We’ll kick things off with “Rebirth,” the first episode from the series revival. As Clay said, the episode was convoluted, but it managed to be confusing in a very hilarious manner that wasn’t frustrating but was instead very fun. The constant unpredictable, unneeded twists and turns each provoked side-splitting bouts of laughter. The writers’ abilities to please the humor receptors of both immature morons and sophisticated brainiacs doesn’t seem to have waned at all in their hiatus.
Unlike my co-reviewer, I found this episode to be not only entertaining, but a perfect re-introduction to a great show, perfectly capturing and displaying the personalities of all of the show’s characters, and proves that the writers are still able to come up with excellent dialogue which is excellently executed by the voice cast (Fry’s “Hey, where’s my shoes?” line is one of the funniest examples of hilarious dialogue in the show’s history in my opinion).
“Rebirth” is an excellent episode from start to finish.
“In-A-Gadda-Da-Leela,” which Clay somehow found much more appealing than “Rebirth,” was the inferior of the two. While it did possess many laugh out loud moments, they didn’t come until the latter half of the episode and all hit at once, making the episode’s pacing very off kilter. Also very weak was the ending, which was not only stupid and anticlimactic, but felt very different from what I’m used to from Futurama. This episode wasn’t bad by any stretch of the word, but was vastly weaker than “Rebirth.”

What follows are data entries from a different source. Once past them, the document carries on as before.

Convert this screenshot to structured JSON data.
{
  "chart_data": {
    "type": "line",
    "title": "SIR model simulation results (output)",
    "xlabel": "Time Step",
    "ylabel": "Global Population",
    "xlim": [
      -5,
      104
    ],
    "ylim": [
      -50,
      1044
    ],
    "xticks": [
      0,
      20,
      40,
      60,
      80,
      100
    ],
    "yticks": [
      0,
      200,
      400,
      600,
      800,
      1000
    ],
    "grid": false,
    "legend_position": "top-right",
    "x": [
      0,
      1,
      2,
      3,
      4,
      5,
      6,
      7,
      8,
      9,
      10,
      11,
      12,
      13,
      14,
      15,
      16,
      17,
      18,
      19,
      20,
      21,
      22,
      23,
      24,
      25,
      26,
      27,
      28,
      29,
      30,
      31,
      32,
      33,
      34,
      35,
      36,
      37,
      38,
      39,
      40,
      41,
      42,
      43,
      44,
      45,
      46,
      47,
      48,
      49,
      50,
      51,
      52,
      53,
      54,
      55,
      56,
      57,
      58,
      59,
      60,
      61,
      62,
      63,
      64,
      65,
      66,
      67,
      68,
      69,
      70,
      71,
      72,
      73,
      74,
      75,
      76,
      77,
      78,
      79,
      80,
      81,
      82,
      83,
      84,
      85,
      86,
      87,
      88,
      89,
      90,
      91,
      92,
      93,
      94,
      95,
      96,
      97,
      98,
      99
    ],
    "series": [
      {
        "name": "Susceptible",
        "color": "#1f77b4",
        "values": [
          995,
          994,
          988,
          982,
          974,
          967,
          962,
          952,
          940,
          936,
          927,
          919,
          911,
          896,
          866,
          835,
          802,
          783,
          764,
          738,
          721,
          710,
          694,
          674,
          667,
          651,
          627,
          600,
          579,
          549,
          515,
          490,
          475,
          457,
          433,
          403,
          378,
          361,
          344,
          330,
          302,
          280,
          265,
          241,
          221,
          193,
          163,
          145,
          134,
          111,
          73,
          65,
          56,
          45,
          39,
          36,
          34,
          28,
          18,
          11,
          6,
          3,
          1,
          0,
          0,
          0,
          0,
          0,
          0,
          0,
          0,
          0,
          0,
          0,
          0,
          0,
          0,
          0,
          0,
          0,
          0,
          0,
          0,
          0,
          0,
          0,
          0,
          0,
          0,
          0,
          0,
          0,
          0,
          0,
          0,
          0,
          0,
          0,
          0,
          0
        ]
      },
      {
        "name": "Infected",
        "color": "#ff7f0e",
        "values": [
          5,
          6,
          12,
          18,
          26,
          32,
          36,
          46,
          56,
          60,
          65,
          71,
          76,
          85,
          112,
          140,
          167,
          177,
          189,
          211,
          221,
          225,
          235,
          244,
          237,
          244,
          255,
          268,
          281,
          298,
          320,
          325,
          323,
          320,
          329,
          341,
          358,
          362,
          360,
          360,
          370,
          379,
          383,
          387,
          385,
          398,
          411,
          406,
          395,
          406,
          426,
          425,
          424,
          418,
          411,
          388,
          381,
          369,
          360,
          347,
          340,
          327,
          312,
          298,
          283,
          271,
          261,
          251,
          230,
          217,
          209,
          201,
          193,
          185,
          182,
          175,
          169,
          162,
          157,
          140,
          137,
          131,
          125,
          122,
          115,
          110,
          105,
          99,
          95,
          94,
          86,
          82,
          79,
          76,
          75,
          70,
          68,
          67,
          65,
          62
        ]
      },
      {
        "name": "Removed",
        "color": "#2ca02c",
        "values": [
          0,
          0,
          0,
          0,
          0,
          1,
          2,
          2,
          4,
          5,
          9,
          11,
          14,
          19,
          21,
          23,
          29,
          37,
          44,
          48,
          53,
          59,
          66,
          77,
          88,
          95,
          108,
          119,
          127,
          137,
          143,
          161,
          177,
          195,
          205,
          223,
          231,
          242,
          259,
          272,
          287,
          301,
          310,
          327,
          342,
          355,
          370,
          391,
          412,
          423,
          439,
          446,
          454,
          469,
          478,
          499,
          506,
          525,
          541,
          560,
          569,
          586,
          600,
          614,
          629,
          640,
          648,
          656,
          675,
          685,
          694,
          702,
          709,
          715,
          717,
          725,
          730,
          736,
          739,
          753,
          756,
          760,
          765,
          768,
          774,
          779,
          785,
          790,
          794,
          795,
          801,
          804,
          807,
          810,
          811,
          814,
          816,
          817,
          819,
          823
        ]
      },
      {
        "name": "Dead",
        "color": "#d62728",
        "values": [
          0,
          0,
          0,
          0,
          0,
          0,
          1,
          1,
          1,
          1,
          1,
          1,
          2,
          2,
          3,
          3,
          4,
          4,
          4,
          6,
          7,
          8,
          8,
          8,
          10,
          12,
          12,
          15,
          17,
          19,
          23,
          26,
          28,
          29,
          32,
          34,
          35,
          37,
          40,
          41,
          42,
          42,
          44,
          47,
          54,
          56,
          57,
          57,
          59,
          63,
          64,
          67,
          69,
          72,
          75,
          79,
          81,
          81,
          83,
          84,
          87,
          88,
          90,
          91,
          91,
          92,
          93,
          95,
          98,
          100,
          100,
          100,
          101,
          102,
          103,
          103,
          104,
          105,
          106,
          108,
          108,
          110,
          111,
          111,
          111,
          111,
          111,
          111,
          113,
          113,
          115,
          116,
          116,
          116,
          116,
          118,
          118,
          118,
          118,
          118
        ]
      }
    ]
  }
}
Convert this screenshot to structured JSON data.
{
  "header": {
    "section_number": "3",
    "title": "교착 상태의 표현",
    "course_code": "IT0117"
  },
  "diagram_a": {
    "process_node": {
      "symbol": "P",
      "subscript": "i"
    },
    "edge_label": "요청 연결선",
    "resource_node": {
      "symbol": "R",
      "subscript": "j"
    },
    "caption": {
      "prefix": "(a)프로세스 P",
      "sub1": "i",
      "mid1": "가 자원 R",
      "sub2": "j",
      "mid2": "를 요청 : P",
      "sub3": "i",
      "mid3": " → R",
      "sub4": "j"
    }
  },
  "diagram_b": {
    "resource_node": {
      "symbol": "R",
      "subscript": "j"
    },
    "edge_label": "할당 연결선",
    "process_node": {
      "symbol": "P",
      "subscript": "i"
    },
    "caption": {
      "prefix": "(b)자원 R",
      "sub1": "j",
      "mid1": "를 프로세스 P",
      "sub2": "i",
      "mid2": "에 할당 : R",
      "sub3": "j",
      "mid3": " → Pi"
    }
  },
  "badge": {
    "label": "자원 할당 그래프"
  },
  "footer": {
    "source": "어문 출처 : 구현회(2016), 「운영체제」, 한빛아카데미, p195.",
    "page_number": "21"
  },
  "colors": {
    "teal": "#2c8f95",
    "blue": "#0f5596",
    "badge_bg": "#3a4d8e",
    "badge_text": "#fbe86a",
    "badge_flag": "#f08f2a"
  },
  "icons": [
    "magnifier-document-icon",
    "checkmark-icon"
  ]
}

Clay’s low score really surprised me, but I think it’s just because he’s so butthurt about the Simpson’s falling from glory and into mediocrity that he isn’t willing to trust Futurama to be as good as it used to be. There is no way the writers of the show were able to work in all of their ideas. The show was canceled way before its time, and I for one am excited to see it return. If these first two episodes are any indication, there is a lot to look forward to.